Stacia with Dr. Russell Legg at Spokane Pine Center

In order to attend MEDEX, Stacia took a sabbatical as program director of the Medical Assistant program at Spokane Community College. Her decision to move forward and train to become a physician assistant was driven by a desire for deeper hands-on patient care.

“Over the course of a few years, I realized that I missed that patient care,” says Stacia. “I wanted to get back to serving the community.” Her own MA program graduates were out in the field involved in homeless outreach, diabetes day and other great outreach medical services to their communities. “I thought, ‘Gosh, I want to be part of that, but I’m kind of removed from direct patient care, because I’m in teaching’.”

Stacia’s decision to move from medical assistant to physician assistant was also a matter of educational growth.

“I felt like I did the MA thing for a while,” she says. “It’s a phenomenal career, an amazing career, but I felt like I’d grown in a way that wouldn’t support me doing that exclusively any longer. I needed to continue to grow.”

Stacia was an accreditation surveyor for MAERB—the Medical Assisting Education Review Board. This gave her insight into how to thoroughly research PA schools, including MEDEX Northwest.

“I knew what their scores were,” she says. “I knew what their standards were. I looked into the entire faculty, the locations, and the rotations. I did a lot of research. Turns out they were the school. So I did one application with one school. I was going to either make it into MEDEX, or keep trying.”

We wonder what the MEDEX didactic year was like for Stacia.

“Rough,” she says without hesitation.

“It’s hard to go on the other side of that desk,” she says, referring to being a student in the Spokane MEDEX classroom. “Also, it’s a different model of learning. It just demands a different level from you. And, of course, you know, I’m an older student. I’ve been married for 18 years with two kids at home. It demands a lot more than I think I realized, but I adapted pretty quickly.”

Soon after her graduation from MEDEX Northwest Spokane Class 19 in late August, Stacia Reagan took the Physician Assistant National Certification Exam, or PANCE. By early September, her PA-C license went active, and she started a new job as a physician assistant at the Spokane Spine Center.

“It’s very exciting,” exclaims Stacia. “I actually have my own office.  My name is on the door, and I have my own office staff. It’s really started to sink in that this is my new career.”

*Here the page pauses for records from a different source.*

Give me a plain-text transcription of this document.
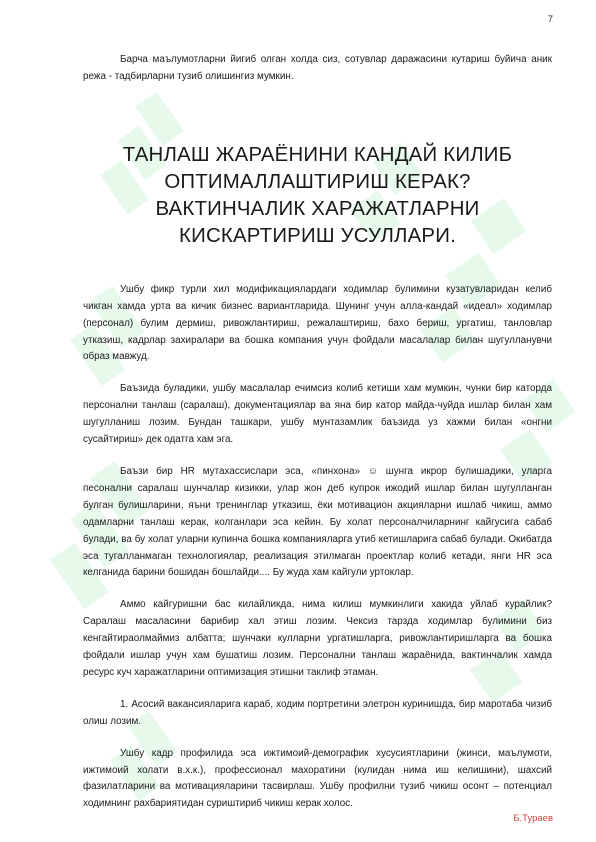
7

Барча маълумотларни йигиб олган холда сиз, сотувлар даражасини кутариш буйича аник режа - тадбирларни тузиб олишингиз мумкин.

ТАНЛАШ ЖАРАЁНИНИ КАНДАЙ КИЛИБ
ОПТИМАЛЛАШТИРИШ КЕРАК?
ВАКТИНЧАЛИК ХАРАЖАТЛАРНИ
КИСКАРТИРИШ УСУЛЛАРИ.

Ушбу фикр турли хил модификациялардаги ходимлар булимини кузатувларидан келиб чикган хамда урта ва кичик бизнес вариантларида. Шунинг учун алла-кандай «идеал» ходимлар (персонал) булим дермиш, ривожлантириш, режалаштириш, бахо бериш, ургатиш, танловлар утказиш, кадрлар захиралари ва бошка компания учун фойдали масалалар билан шугулланувчи образ мавжуд.

Баъзида буладики, ушбу масалалар ечимсиз колиб кетиши хам мумкин, чунки бир каторда персонални танлаш (саралаш), документациялар ва яна бир катор майда-чуйда ишлар билан хам шугулланиш лозим. Бундан ташкари, ушбу мунтазамлик баъзида уз хажми билан «онгни сусайтириш» дек одатга хам эга.

Баъзи бир HR мутахассислари эса, «пинхона» ☺ шунга икрор булишадики, уларга песонални саралаш шунчалар кизикки, улар жон деб купрок ижодий ишлар билан шугулланган булган булишларини, яъни тренинглар утказиш, ёки мотивацион акцияларни ишлаб чикиш, аммо одамларни танлаш керак, колганлари эса кейин. Бу холат персоналчиларнинг кайгусига сабаб булади, ва бу холат уларни купинча бошка компанияларга утиб кетишларига сабаб булади. Окибатда эса тугалланмаган технологиялар, реализация этилмаган проектлар колиб кетади, янги HR эса келганида барини бошидан бошлайди.... Бу жуда хам кайгули уртоклар.

Аммо кайгуришни бас килайликда, нима килиш мумкинлиги хакида уйлаб курайлик? Саралаш масаласини барибир хал этиш лозим. Чексиз тарзда ходимлар булимини биз кенгайтираолмаймиз албатта; шунчаки кулларни ургатишларга, ривожлантиришларга ва бошка фойдали ишлар учун хам бушатиш лозим. Персонални танлаш жараёнида, вактинчалик хамда ресурс куч харажатларини оптимизация этишни таклиф этаман.

1. Асосий вакансияларига караб, ходим портретини элетрон куринишда, бир маротаба чизиб олиш лозим.

Ушбу кадр профилида эса ижтимоий-демографик хусусиятларини (жинси, маълумоти, ижтимоий холати в.х.к.), профессионал махоратини (кулидан нима иш келишини), шахсий фазилатларини ва мотивацияларини тасвирлаш. Ушбу профилни тузиб чикиш осонт – потенциал ходимнинг рахбариятидан суриштириб чикиш керак холос.

Б.Тураев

The primary focus of the clinic is interventional pain management, including consultations and evaluations, ultrasound guided interventional procedures, exercise therapy, fluoroscopically guided procedures, spinal cord stimulation, medications and EMGs.

At Spokane Spine Center, Stacia works with Dr. Russell Legg, Dr. Patrick Soto, Dr. John Long and Dr. Robert Haddad, and is the first PA-C in their practice. “This place is very pro-education, as Dr. Soto and Dr. Legg both teach for UW and other medical schools,” she says. “They’ve already told me that as soon as I feel comfortable in my role as the PA, I am welcome to start taking PA students from MEDEX for a specialty rotation.”

Her employer also allows Stacia to continue teaching in the Medical Assistant program at SCC in the evenings. True to her upbringing, it appears that education will always be a part of Stacia’s wheelhouse.

“I’m really thankful for MEDEX giving me a shot,” she says. “Clearly, I’m not the traditional student. I’m not an Army medic, a paramedic, or an EMT. I’m not like 99.9% of my classmates who came directly from clinical practice. They took a shot on a teacher, and I’m really thrilled and grateful for that.”